Expedycja Mahrab 2006
artykuł czytany
1452
razy
Dzień 4.
Po rozrywkowej nocy i śnie na niewygodnym podłożu wstajemy dziś dość późno i pierwsze kilka godzin przeznaczamy na kolejną rundę walki z zepsutymi wycieraczkami. Nie udaje nam się jednak ani znaleźć mechanika, ani samemu uporać się z problemem, tak więc optymistycznie odkładamy problem w czasie i około 13.30 znajdujemy się w Barcelonie.
Tym razem postanawiamy podzielić się na dwie grupy; Marta i Tomek dogłębniej eksplorują centrum Barcelony, ja i Grzegorz postanawiamy natomiast zainwestować w środek publicznego transportu, w postaci dwupiętrowych autobusów turystycznych typu double – decker. Inwestycja ta okazuje się bardzo trafiona, bo nie tylko zwiedzamy mnóstwo ślicznych, znanych, godnych i ciekawych miejsc, ale możemy też dowolną ilość razy wsiadać i wysiadać na północnej i południowej trasie autobusów.
Pierwszy nasz przystanek to dom projektu Gaudiego - „La Pedrera”, z bardzo interesującą fasadą i drobnymi wykończeniami metalowymi. Cały budynek wygląda intrygująco, choć mało realnie, ale o możliwościach twórczych Gaudiego będziemy mogli przekonać się za chwilę. Przemieszczamy się bowiem pod Sagrada Familia - jedyną katedrę na świecie, która ciągle pozostaje w budowie. Z zewnątrz robi ona bardzo pozytywne wrażenie. Połączenie rożnych stylów, żurawi, dźwigów budowlanych, rusztowań, i masy turystów podziwiających tworzone od prawie 100 lat marzenie i najbardziej ambitny projekt Gaudiego to coś, czego się nie zapomina! Niestety rozczarowuje nas wnętrze katedry, które wygląda nie inaczej jak plac budowy! O ile z zewnątrz konstrukcja zachwyca oryginalnością i rozmiarem, o tyle wewnątrz, póki co, nie ma niczego interesującego.
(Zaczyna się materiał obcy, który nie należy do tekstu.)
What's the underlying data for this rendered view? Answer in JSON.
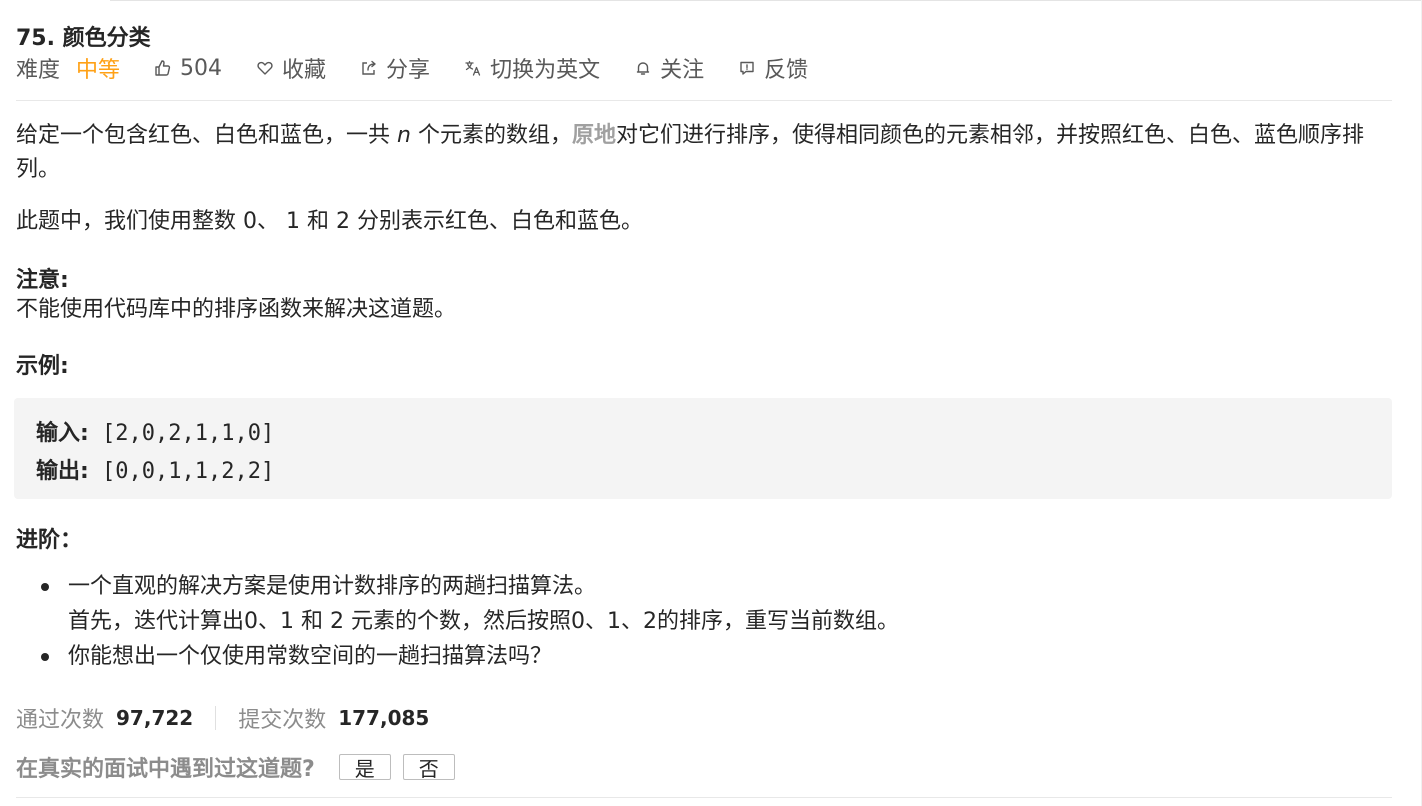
{
  "problem": {
    "title": "75. 颜色分类",
    "difficulty_label": "难度",
    "difficulty_value": "中等",
    "likes": "504",
    "favorite_label": "收藏",
    "share_label": "分享",
    "switch_lang_label": "切换为英文",
    "follow_label": "关注",
    "feedback_label": "反馈"
  },
  "description": {
    "p1_part1": "给定一个包含红色、白色和蓝色，一共 ",
    "p1_var": "n",
    "p1_part2": " 个元素的数组，",
    "p1_highlight": "原地",
    "p1_part3": "对它们进行排序，使得相同颜色的元素相邻，并按照红色、白色、蓝色顺序排列。",
    "p2": "此题中，我们使用整数 0、 1 和 2 分别表示红色、白色和蓝色。",
    "note_heading": "注意:",
    "note_text": "不能使用代码库中的排序函数来解决这道题。",
    "example_heading": "示例:",
    "example_input_label": "输入:",
    "example_input_value": " [2,0,2,1,1,0]",
    "example_output_label": "输出:",
    "example_output_value": " [0,0,1,1,2,2]",
    "advanced_heading": "进阶：",
    "bullet1_line1": "一个直观的解决方案是使用计数排序的两趟扫描算法。",
    "bullet1_line2": "首先，迭代计算出0、1 和 2 元素的个数，然后按照0、1、2的排序，重写当前数组。",
    "bullet2": "你能想出一个仅使用常数空间的一趟扫描算法吗？"
  },
  "stats": {
    "accepted_label": "通过次数",
    "accepted_value": "97,722",
    "submissions_label": "提交次数",
    "submissions_value": "177,085"
  },
  "interview": {
    "question": "在真实的面试中遇到过这道题?",
    "yes_label": "是",
    "no_label": "否"
  },
  "colors": {
    "difficulty_medium": "#ffa116",
    "text_primary": "#262626",
    "text_muted": "#8c8c8c",
    "code_bg": "#f4f4f4"
  }
}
Potem spędzamy godzinę włócząc się po Parku Guell, w którym drobna architektura tworzy bajkowy wręcz klimat, w sam raz na leniwe gorące hiszpańskie popołudnie. W tym parku śmiało można spędzić wiele godzin, podziwiając widoczną stąd całą Barcelonę, nas niestety goni czas, tak więc wracamy do autobusu i z piętrowego pokładu oglądamy miasto, aż do placu D’Espanya, gdzie w oczekiwaniu na wieczorny pokaz Fontana Magica spędzamy ponad dwie godziny. Ku naszemu wielkiemu rozczarowaniu, magiczna fontanna nie zostaje uruchomiona tego wieczora, ale widok na podświetlone już nocne miasto zupełnie rekompensuje nam tę stratę.
Zwiedzanie miasta kończymy szybką kolacją, uporządkowaniem internetowych zaległości i już po północy wyruszamy znów w trasę, mając nadzieję na jak najszybsze dotarcie do Afryki.
Dzień 5.
Noc z 4 na 5 listopada to jedna z najdłuższych nocy podczas wyprawy. Prawie na naszych oczach w wypadku drogowym ginie motocyklista. Jesteśmy na drodze na długo przed policją i pogotowiem, zdruzgotani obserwujemy całą scenę. Po kilkudziesięciu minutach bezradności, ruszamy w ciszy w dalszą trasę. Kiedy zmęczeni wrażeniami i podróżą po 4 rano postanawiamy zjechać na parking, żeby wszyscy mogli się zdrzemnąć, zostajemy zaskoczeni ponownie. Ze snu jesteśmy wybici gwałtownie, kiedy w zaparkowaną obok nas ciężarówkę z impetem wjeżdża jeden ze ścigających się stuningowanymi autkami chłopaków. Znów byliśmy bardzo blisko, rozbudzeni jedziemy dalej.
Hiszpania zachwyca nas widokami, innymi niż pozostałe europejskie. Na myśl przychodzą nam prerie, w duchu czujemy się już prawie jak na czarnym lądzie. Po drodze jemy niedzielny obiad w uroczej rodzinnej knajpce, w malutkiej miejscowości bez nazwy i aż do późnego wieczora jedziemy na południe.